Головной убор имел немаловажное значение в Нью-Амстердаме, как и в Голландии, а также в Англии в то время. Мы обнаруживаем, что он стоил недешево. В 1665 году госпожа Пирти Янс продала изящный «маленький декоративный головной убор» за пятьдесят пять гульденов юной дочери Эверта Дюйкинка. Но оказалось, что мисс купила эту «изысканную одежду для головы» без ведома и разрешения родителей, и по прибытии ее в дом Дюйкинков фрау Дюйкинк незамедлительно вернула этот символ мотовства и непослушания. Вызванный в суд рассерженным мастером по изготовлению шляп, которая не желала оставлять у себя возвращенные головные уборы и утверждала, что сделка с самого начала совершалась с полного ведома родителей, отец Дюйкинк объявил счет модистки грабительским; и кроме того мрачно заявил, используя знакомую фразеологию отцов Нью-Йорка XIX века, что «сейчас не время покупать и носить дорогие головные уборы». Но суд вынес решение в пользу модистки.

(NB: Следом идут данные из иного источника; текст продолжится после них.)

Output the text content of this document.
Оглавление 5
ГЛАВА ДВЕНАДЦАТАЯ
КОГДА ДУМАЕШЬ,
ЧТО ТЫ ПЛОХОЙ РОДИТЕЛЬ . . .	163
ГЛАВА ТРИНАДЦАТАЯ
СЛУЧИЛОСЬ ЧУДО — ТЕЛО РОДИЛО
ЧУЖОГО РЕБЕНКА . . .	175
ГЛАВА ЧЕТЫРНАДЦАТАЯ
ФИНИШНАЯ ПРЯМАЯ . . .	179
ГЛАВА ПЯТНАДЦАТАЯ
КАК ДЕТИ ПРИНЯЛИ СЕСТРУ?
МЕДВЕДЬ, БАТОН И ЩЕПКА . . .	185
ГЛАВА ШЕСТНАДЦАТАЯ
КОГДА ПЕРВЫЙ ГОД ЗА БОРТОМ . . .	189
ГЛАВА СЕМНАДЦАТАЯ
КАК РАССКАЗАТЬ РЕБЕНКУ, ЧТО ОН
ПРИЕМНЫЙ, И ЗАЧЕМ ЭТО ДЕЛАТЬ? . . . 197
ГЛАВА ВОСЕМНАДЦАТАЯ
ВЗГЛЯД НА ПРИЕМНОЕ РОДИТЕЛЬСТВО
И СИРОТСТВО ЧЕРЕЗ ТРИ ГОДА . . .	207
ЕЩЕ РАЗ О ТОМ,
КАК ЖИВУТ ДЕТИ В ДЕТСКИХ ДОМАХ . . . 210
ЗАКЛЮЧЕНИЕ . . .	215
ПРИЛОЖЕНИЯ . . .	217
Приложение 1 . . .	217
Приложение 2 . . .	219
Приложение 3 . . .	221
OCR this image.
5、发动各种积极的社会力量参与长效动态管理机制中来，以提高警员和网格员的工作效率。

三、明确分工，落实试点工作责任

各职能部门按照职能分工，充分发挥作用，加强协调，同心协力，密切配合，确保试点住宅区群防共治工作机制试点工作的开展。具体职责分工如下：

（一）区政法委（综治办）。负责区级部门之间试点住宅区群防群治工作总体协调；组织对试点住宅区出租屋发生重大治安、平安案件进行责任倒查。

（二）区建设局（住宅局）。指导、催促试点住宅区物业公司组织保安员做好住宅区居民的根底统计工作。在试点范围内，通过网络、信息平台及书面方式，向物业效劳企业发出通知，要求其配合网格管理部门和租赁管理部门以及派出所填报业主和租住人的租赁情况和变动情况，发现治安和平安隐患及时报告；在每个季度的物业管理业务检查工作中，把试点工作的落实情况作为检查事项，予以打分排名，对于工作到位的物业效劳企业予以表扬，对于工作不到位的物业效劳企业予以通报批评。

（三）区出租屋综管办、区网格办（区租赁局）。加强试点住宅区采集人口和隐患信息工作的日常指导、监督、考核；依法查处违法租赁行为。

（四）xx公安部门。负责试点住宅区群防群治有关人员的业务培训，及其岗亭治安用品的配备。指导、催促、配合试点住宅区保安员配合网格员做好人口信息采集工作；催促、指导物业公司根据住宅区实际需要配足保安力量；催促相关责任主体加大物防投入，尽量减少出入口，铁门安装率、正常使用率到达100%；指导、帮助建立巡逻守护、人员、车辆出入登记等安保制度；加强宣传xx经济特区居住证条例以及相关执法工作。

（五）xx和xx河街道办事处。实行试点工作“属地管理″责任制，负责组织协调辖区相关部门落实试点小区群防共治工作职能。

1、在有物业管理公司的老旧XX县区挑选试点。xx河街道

Можно лишь сожалеть, что у нас не сохранилось каталогов мод прошлых веков, которые воочию показали бы нам в точном исполнении меняющиеся фасоны, сменявленные нью-йоркскими дамами из года в год; этот способ распространения моды практикуется всего лишь век. В былые времена мода путешествовала из страны в страну, из города в город в виде кукол, или «деток», как их называли, одетых в миниатюрные костюмы. Эти куклы наряжались закройщиками и портными в Париже или Лондоне и вместе с различными крошечными модными нарядами отправлялись в свою важную миссию через океан. В Венеции кукла, облаченная по последней моде — в туалет года, — веками выставлялась в каждый День Вознесения на «Мерчерии» на радость благородным венецианским дамам, которые с нетерпением стекались к этому привлекательному зрелищу. Не менее жадно американские дамы стекались к провинциальным портнихам и модисткам, чтобы посмотреть на одетых по-лондонски кукол в их миниатюрных нарядах. Даже в этом столетии мода доставлялась в Нью-Йорк, Филадельфию и Олбани через «шляпные коробки», содержавшие одетых кукол. Миссис Вандербильт рассказывает об одной очень почитаемой модной кукле своей юности, которая провела почитаемую старость в качестве детского божества.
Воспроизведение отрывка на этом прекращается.